Segundo Marcos Matsunaga, sócio do Ferraz de Camargo e Matsunaga
Advogados (FCAM), a MP dá um giro de 180 graus na tributação de pessoas
físicas, que historicamente eram tributadas sob o regime de caixa (só quando
entrassem os ganhos) e agora passa para quase um regime de presunção com o
claro propósito de aumentar a base tributária, se igualando ao tratamento dado
a algumas pessoas jurídicas.
Esse tema poderá ser levado ao Judiciário, segundo Matsunaga, não para
discutir a forma mas para tratar de casos específicos de pessoas jurídicas para
definir se na realidade existe de fato uma renda que incidiria a tributação. Isso
porque o artigo 5º diz que deve ser tributado renda ativa própria “aquela obtida
diretamente pela pessoa jurídica mediante a exploração de atividade econômica
própria, excluídas as receitas decorrentes, exclusivamente, de royalties, juros,
dividendos, participações societárias, aluguéis e ganhos de capital, exceto na
alienação de participações societárias ou ativos de caráter permanente
adquiridos há mais de dois anos, aplicações financeiras; e intermediação
financeira”. E também para discutir caso estejam em países cujos tratados
internacionais impeçam a bitributação.
Para o advogado Edgar Santos Gomes, sócio do Terciotti, Andrade, Gomes,
Donato Advogados, essas alterações já eram de certa forma esperadas. “Até
hoje, os lucros obtidos no exterior só eram tributados no Brasil quando esse
dinheiro entrava de volta. Era questão de tempo para o governo impedir esse
diferimento eterno”, diz Para ele, no entanto, pode haver discussão judicial uma
vez que está se desconsiderando a existência de uma empresa estrangeira. “A
rigor, quem poderia tributar é apenas o país onde está sediada a empresa”, diz.
Além disso, afirma que não se podem ignorar os tratados internacionais.
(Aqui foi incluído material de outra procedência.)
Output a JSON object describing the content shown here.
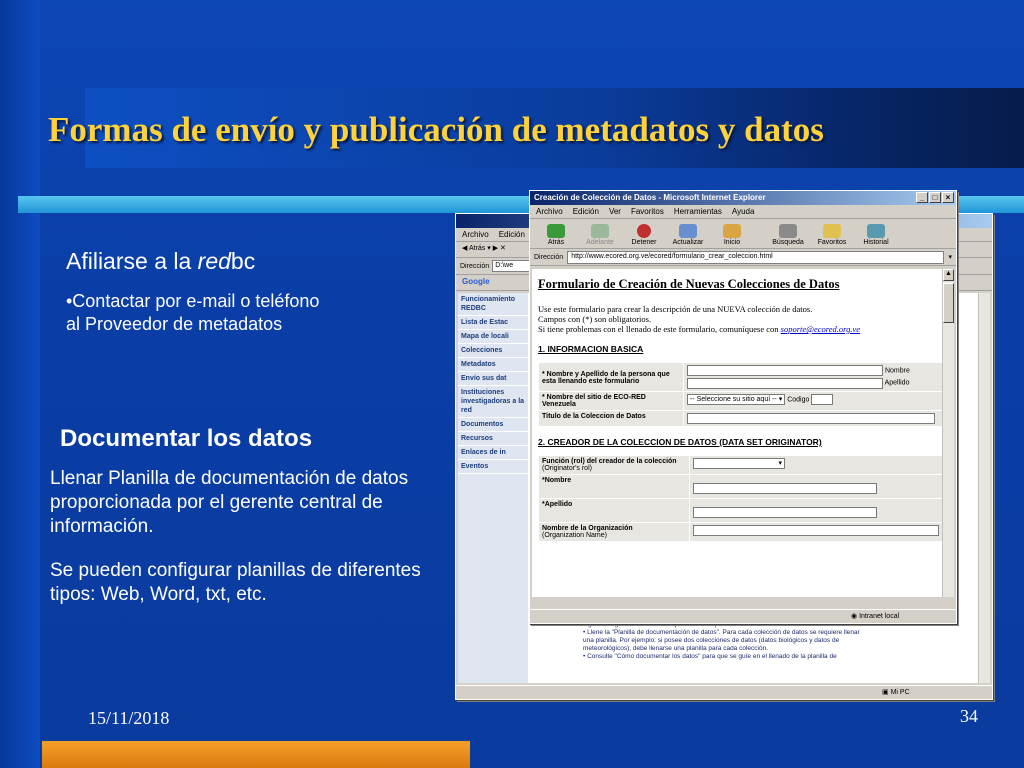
{
  "slide": {
    "title": "Formas de envío y publicación de metadatos y datos",
    "section1": {
      "heading_prefix": "Afiliarse a la ",
      "heading_em": "red",
      "heading_suffix": "bc",
      "bullet_line1": "•Contactar por e-mail o teléfono",
      "bullet_line2": "al Proveedor de metadatos"
    },
    "section2": {
      "heading": "Documentar los datos",
      "para1": " Llenar Planilla de documentación de datos proporcionada por el gerente central de información.",
      "para2": "Se pueden configurar planillas de diferentes tipos: Web, Word, txt, etc."
    },
    "footer": {
      "date": "15/11/2018",
      "page": "34"
    }
  },
  "front_window": {
    "title": "Creación de Colección de Datos - Microsoft Internet Explorer",
    "menu": [
      "Archivo",
      "Edición",
      "Ver",
      "Favoritos",
      "Herramientas",
      "Ayuda"
    ],
    "toolbar": [
      "Atrás",
      "Adelante",
      "Detener",
      "Actualizar",
      "Inicio",
      "Búsqueda",
      "Favoritos",
      "Historial"
    ],
    "address_label": "Dirección",
    "address": "http://www.ecored.org.ve/ecored/formulario_crear_coleccion.html",
    "form_title": "Formulario de Creación de Nuevas Colecciones de Datos",
    "intro1": "Use este formulario para crear la descripción de una NUEVA colección de datos.",
    "intro2": "Campos con (*) son obligatorios.",
    "intro3": "Si tiene problemas con el llenado de este formulario, comuníquese con ",
    "intro_link": "soporte@ecored.org.ve",
    "section1": "1. INFORMACION BASICA",
    "f_nombre_apellido": "* Nombre y Apellido de la persona que esta llenando este formulario",
    "lbl_nombre": "Nombre",
    "lbl_apellido": "Apellido",
    "f_sitio": "* Nombre del sitio de ECO-RED Venezuela",
    "sitio_select": "-- Seleccione su sitio aquí --",
    "lbl_codigo": "Codigo",
    "f_titulo": "Titulo de la Coleccion de Datos",
    "section2": "2. CREADOR DE LA COLECCION DE DATOS (DATA SET ORIGINATOR)",
    "f_funcion": "Función (rol) del creador de la colección",
    "f_funcion_sub": "(Originator's rol)",
    "f_nombre": "*Nombre",
    "f_apellido": "*Apellido",
    "f_org": "Nombre de la Organización",
    "f_org_sub": "(Organization Name)",
    "status": "Intranet local"
  },
  "back_window": {
    "menu": [
      "Archivo",
      "Edición"
    ],
    "back_btn": "Atrás",
    "address_label": "Dirección",
    "address": "D:\\we",
    "google": "Google",
    "sidebar": [
      "Funcionamiento REDBC",
      "Lista de Estac",
      "Mapa de locali",
      "Colecciones",
      "Metadatos",
      "Envío sus dat",
      "Instituciones investigadoras a la red",
      "Documentos",
      "Recursos",
      "Enlaces de in",
      "Eventos"
    ],
    "body_text": [
      "algunos sugerencias de interés para un manejo más adecuado de la información.",
      "• Llene la \"Planilla de documentación de datos\". Para cada colección de datos se requiere llenar",
      "una planilla. Por ejemplo: si posee dos colecciones de datos (datos biológicos y datos de",
      "meteorológicos), debe llenarse una planilla para cada colección.",
      "• Consulte \"Cómo documentar los datos\" para que se guíe en el llenado de la planilla de"
    ],
    "status": "Mi PC"
  },
  "colors": {
    "title": "#ffd23a",
    "background": "#0d47b5",
    "accent_bar": "#3fb3e8",
    "orange_bar": "#e88a1a"
  }
}
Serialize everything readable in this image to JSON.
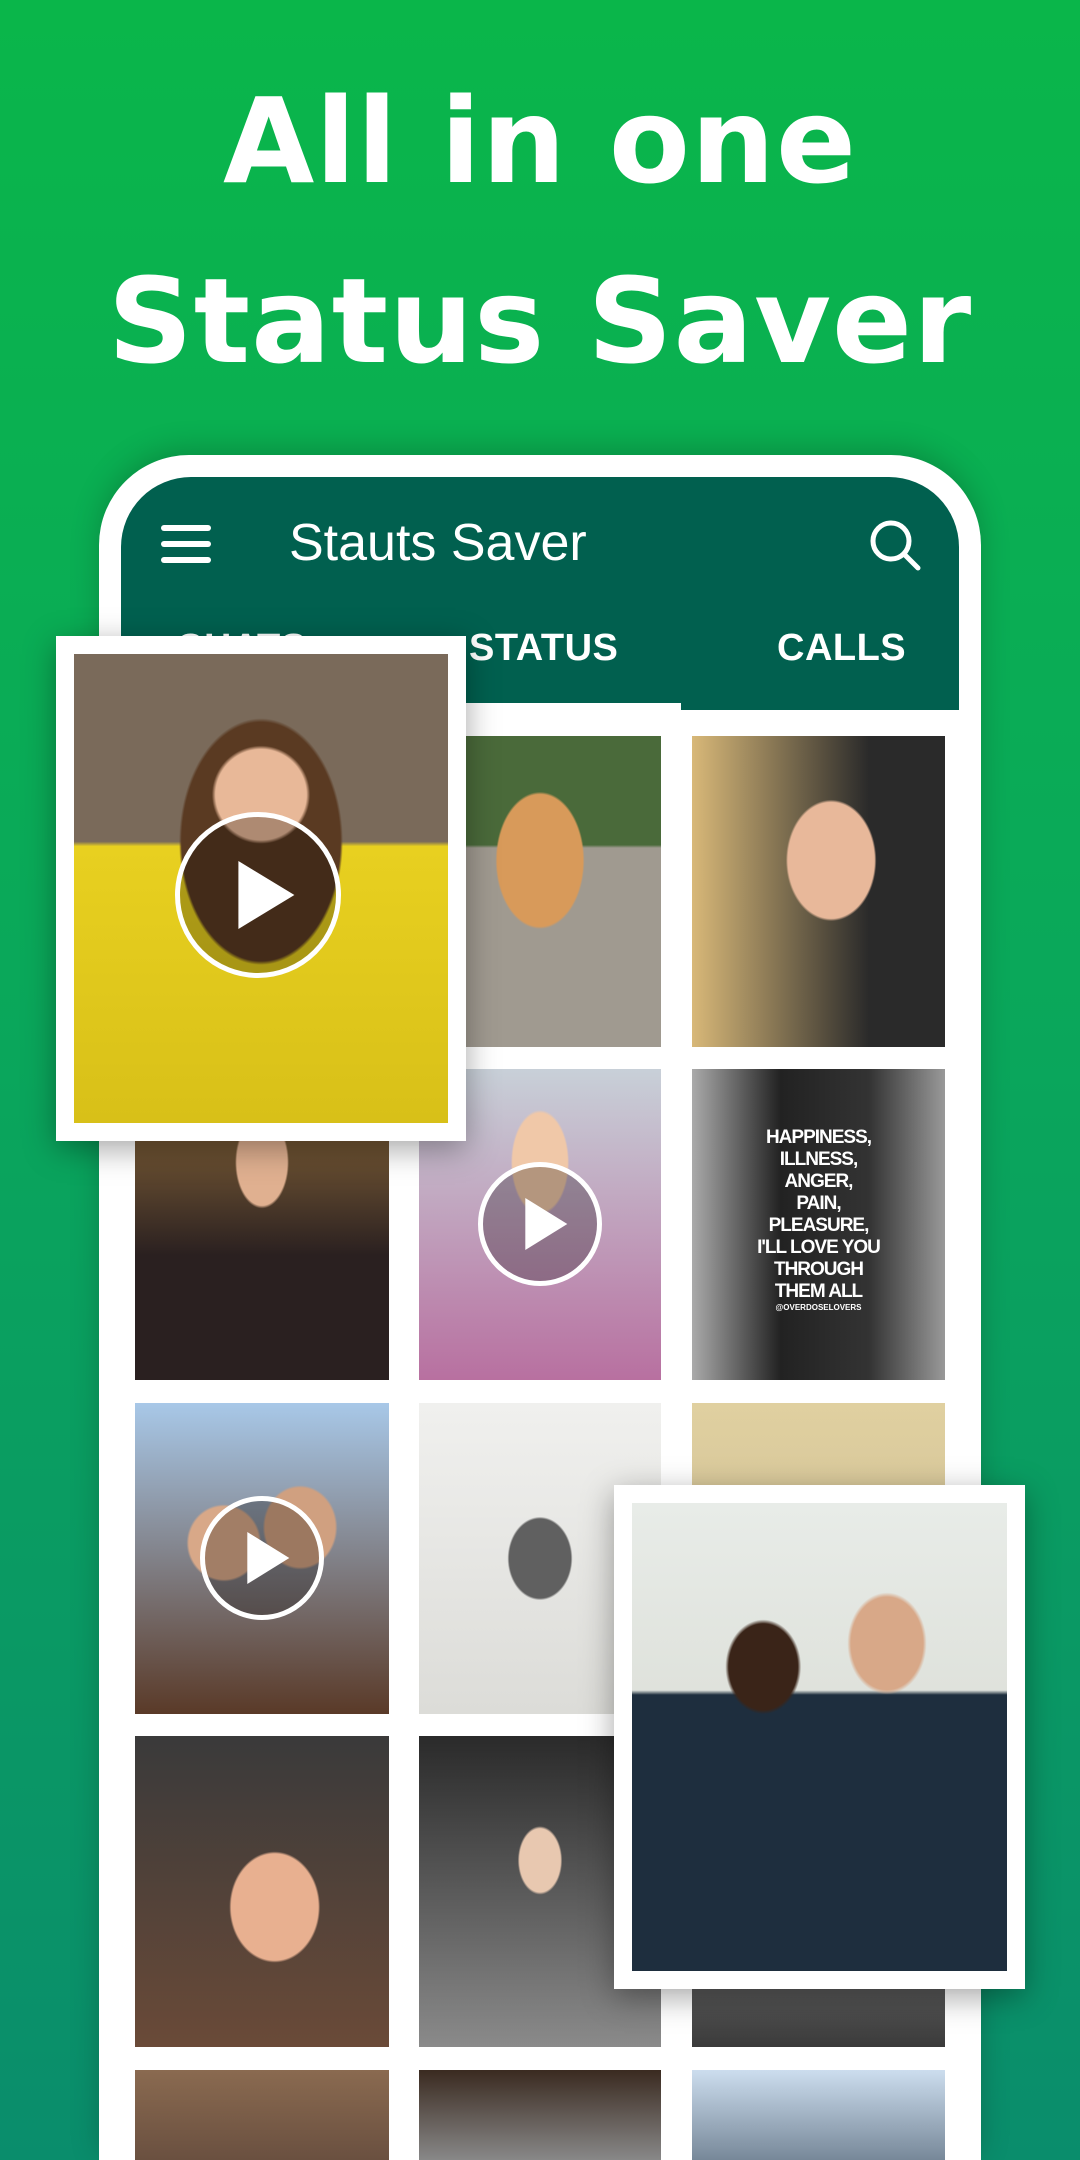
{
  "headline": {
    "line1": "All in one",
    "line2": "Status Saver"
  },
  "app": {
    "title": "Stauts Saver",
    "menu_icon": "hamburger-menu-icon",
    "search_icon": "search-icon"
  },
  "tabs": [
    {
      "label": "CHATS"
    },
    {
      "label": "STATUS",
      "active": true
    },
    {
      "label": "CALLS"
    }
  ],
  "colors": {
    "background_top": "#0ab64a",
    "background_bottom": "#0a8d6c",
    "appbar": "#01604f"
  },
  "quote": {
    "lines": [
      "HAPPINESS,",
      "ILLNESS,",
      "ANGER,",
      "PAIN,",
      "PLEASURE,",
      "I'LL LOVE YOU",
      "THROUGH",
      "THEM ALL"
    ],
    "credit": "@OVERDOSELOVERS"
  },
  "grid": [
    {
      "kind": "photo",
      "video": false
    },
    {
      "kind": "cat",
      "video": false
    },
    {
      "kind": "blonde",
      "video": false
    },
    {
      "kind": "woman-forest",
      "video": false
    },
    {
      "kind": "child",
      "video": true
    },
    {
      "kind": "quote",
      "video": false
    },
    {
      "kind": "selfie-girls",
      "video": true
    },
    {
      "kind": "mirror-man",
      "video": false
    },
    {
      "kind": "cap-man",
      "video": false
    },
    {
      "kind": "couple-car",
      "video": false
    },
    {
      "kind": "mask-woman",
      "video": false
    },
    {
      "kind": "dark",
      "video": false
    },
    {
      "kind": "sunglasses",
      "video": false
    },
    {
      "kind": "curly",
      "video": false
    },
    {
      "kind": "women",
      "video": false
    }
  ],
  "featured": [
    {
      "kind": "sunglasses-yellow",
      "video": true
    },
    {
      "kind": "friends-hug",
      "video": false
    }
  ]
}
Hoje
o Brasil é signatário de 36 tratados internacionais para evitar a dupla tributação.
Para ele, isso deve incentivar que pessoas deixem o país, uma vez que ao deixar
de serem residentes não podem ser tributados.
A MP entra em vigor com força de lei, mas ainda precisa ser aprovada pelo
Congresso antes de ser convertida definitivamente em legislação.